Veel opvarenden op schepen kwamen van het platteland van West-Friesland. Deze gevelsteen aan De Gouwe bij Hoogwoud herinnert hier aan. (AWG)
De ‘Postgalei’
Zeker tot het begin van de achttiende eeuw kwamen de Westfriese zeelieden niet alleen uit de steden, maar ook van het platteland. Maar terwijl in de steden nog wel het één en ander aan dat maritieme verleden herinnert, is er op het platteland weinig meer van terug te vinden. Eén zo'n herinnering is de gevelsteen waarop een schip en het jaartal 1671 in een boerderij aan de Hoogwouder Gouwe. Daar woonde Grietje Sijp die in 1761 trouwde met Jan Cornelisz Winkel van Twisk, schipper op de ‘Postgalei’.
Omstreeks 1595 werd in Hoorn het eerste fluitschip gebouwd. Een voordeel van de fluit was het smalle dek. Schepen die voeren op de Oostzee, dienden namelijk belasting te betalen bij het passeren van de Sont. De hoogte van de aanslag werd een tijd lang mede bepaald door de breedte van het dek. (WFM)
Het huwelijk duurde niet lang. Eind 1769 verging het schip bij Callantsoog en Jan Cornelisz Winkel werd in het kerkportaal van Wijk aan Zee begraven. Een kleinzoon boerde te Wognum op een boerderij die nog steeds de ‘Postgalei’ heet. De naam is ook als straatnaam in de Wognumse nieuwbouw terug te vinden. Een windwijzer met een schip houdt de herinnering aan het zeevarende verleden van de familie levendig. Klaas Winkel, burgemeester van Sijbekarspel en achterkleinzoon van schipper Jan Winkel, noemde zijn boerderij eveneens de ‘Postgalei’.

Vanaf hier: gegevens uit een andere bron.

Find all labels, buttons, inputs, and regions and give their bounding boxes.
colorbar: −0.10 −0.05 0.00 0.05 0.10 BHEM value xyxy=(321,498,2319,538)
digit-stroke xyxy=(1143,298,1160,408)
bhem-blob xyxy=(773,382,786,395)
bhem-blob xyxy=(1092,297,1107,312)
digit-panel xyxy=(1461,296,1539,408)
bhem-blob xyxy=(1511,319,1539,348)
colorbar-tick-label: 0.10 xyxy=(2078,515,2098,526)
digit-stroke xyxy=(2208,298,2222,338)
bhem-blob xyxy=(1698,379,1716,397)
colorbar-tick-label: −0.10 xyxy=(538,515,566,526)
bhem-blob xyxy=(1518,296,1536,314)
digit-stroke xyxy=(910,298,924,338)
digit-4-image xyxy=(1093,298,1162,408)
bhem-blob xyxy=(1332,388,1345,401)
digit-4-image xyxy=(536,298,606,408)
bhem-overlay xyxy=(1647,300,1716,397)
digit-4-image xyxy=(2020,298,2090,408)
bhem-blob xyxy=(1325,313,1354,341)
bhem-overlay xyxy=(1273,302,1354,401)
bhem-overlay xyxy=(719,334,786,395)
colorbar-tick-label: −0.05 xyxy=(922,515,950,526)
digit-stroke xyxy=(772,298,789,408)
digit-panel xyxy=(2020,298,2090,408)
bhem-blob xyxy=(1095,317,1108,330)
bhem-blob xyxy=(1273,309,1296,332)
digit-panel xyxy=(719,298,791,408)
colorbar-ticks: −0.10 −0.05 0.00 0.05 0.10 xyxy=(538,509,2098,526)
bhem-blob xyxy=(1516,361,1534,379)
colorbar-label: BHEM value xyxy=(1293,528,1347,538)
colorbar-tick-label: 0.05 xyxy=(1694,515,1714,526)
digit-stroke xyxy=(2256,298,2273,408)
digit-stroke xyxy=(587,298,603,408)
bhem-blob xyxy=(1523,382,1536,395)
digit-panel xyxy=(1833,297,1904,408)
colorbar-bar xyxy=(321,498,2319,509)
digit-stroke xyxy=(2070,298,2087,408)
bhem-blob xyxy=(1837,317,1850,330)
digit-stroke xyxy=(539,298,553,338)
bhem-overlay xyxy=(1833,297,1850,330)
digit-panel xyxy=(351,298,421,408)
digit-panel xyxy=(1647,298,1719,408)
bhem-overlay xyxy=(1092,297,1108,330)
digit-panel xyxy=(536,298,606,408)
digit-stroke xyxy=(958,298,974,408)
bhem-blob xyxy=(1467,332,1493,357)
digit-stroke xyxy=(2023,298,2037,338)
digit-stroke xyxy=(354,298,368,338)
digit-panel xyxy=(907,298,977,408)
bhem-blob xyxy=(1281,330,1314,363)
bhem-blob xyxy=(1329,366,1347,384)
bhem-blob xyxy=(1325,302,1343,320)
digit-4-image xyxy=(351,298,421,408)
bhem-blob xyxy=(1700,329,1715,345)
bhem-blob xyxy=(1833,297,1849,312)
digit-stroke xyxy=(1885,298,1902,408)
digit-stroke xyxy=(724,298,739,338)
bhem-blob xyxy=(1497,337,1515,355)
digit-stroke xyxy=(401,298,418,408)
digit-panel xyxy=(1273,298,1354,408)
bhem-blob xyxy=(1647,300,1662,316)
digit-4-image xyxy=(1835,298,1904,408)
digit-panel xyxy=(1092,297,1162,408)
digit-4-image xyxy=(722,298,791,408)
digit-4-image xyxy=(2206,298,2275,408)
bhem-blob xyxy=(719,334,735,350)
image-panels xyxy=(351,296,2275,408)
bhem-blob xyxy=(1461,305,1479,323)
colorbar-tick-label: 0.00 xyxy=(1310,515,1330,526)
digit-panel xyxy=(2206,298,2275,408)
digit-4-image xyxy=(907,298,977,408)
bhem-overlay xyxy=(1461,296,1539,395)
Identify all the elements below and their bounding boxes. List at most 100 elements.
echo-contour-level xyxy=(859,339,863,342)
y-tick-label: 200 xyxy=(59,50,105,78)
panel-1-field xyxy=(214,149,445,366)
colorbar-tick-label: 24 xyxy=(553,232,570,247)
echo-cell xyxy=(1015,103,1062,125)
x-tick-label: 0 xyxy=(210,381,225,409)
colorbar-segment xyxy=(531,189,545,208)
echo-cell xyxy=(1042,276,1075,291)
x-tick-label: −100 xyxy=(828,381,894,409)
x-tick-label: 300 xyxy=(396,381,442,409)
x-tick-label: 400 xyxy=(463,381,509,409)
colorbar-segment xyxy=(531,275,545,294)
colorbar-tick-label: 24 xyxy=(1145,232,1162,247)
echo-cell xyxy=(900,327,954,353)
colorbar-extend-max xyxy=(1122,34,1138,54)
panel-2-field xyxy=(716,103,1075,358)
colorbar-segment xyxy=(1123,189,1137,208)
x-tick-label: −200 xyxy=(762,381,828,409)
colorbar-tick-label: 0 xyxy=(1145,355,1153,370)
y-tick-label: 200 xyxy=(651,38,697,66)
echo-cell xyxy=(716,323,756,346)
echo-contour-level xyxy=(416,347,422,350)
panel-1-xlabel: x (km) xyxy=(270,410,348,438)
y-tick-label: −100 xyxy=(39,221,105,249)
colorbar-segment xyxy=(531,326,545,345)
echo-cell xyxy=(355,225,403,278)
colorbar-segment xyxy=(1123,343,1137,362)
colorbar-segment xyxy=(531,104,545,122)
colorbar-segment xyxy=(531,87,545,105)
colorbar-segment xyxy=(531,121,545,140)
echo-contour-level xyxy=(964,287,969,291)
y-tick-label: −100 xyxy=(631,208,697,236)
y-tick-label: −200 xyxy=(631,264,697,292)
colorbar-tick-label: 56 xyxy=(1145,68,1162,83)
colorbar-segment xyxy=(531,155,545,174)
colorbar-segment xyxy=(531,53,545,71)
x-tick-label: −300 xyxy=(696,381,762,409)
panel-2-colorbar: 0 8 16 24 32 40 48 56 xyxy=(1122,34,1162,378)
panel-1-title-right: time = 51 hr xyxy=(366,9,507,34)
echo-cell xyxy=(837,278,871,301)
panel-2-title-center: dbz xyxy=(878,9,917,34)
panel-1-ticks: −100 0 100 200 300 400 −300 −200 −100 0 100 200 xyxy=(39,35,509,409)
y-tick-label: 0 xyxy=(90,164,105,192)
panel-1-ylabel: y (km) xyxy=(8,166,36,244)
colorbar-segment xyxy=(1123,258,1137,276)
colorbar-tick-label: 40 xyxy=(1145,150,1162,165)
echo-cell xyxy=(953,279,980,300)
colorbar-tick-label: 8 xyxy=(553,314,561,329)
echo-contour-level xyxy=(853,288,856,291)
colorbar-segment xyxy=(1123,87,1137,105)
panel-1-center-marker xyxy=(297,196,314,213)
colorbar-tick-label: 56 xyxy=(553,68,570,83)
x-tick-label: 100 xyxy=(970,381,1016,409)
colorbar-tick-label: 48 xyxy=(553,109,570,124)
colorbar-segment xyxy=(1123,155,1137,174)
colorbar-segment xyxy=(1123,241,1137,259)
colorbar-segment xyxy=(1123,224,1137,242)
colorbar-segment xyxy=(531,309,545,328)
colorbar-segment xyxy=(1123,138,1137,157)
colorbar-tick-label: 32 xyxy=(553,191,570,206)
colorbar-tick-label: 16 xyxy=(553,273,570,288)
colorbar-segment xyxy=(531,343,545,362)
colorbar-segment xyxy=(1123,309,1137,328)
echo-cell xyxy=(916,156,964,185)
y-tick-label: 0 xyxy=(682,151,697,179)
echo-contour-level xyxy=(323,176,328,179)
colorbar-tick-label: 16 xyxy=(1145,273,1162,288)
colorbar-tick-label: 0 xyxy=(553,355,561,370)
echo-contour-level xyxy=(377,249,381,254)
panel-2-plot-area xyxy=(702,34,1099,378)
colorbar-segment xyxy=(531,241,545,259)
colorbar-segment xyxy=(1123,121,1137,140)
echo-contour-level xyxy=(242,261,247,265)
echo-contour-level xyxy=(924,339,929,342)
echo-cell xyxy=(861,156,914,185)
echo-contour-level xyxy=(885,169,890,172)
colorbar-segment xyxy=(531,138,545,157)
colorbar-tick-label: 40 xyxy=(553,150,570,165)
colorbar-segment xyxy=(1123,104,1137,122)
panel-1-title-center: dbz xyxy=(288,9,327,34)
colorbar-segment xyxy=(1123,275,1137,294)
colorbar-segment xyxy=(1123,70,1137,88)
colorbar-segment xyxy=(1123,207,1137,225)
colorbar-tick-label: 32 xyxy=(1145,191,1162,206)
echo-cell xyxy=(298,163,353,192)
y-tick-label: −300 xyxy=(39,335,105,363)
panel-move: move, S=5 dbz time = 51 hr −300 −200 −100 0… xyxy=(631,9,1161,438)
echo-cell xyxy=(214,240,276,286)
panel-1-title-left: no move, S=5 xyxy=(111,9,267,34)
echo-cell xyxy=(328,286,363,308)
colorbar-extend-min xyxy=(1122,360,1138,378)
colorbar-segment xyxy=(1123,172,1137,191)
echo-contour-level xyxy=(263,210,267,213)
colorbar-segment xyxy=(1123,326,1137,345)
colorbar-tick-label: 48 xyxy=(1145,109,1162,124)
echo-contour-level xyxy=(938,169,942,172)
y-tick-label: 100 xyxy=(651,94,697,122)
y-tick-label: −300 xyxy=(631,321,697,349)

Met zijn maritieme beroep was Jan Cornelisz Winkel in West-Friesland een uitzondering geworden. In de jaren na 1700 verdween de zeevaart steeds meer van het platteland. Ook in de Westfriese havensteden was achteruitgang te bespeuren. Aan het einde van de eeuw was er van deze eens zo bloeiende tak van werkgelegenheid niets meer over.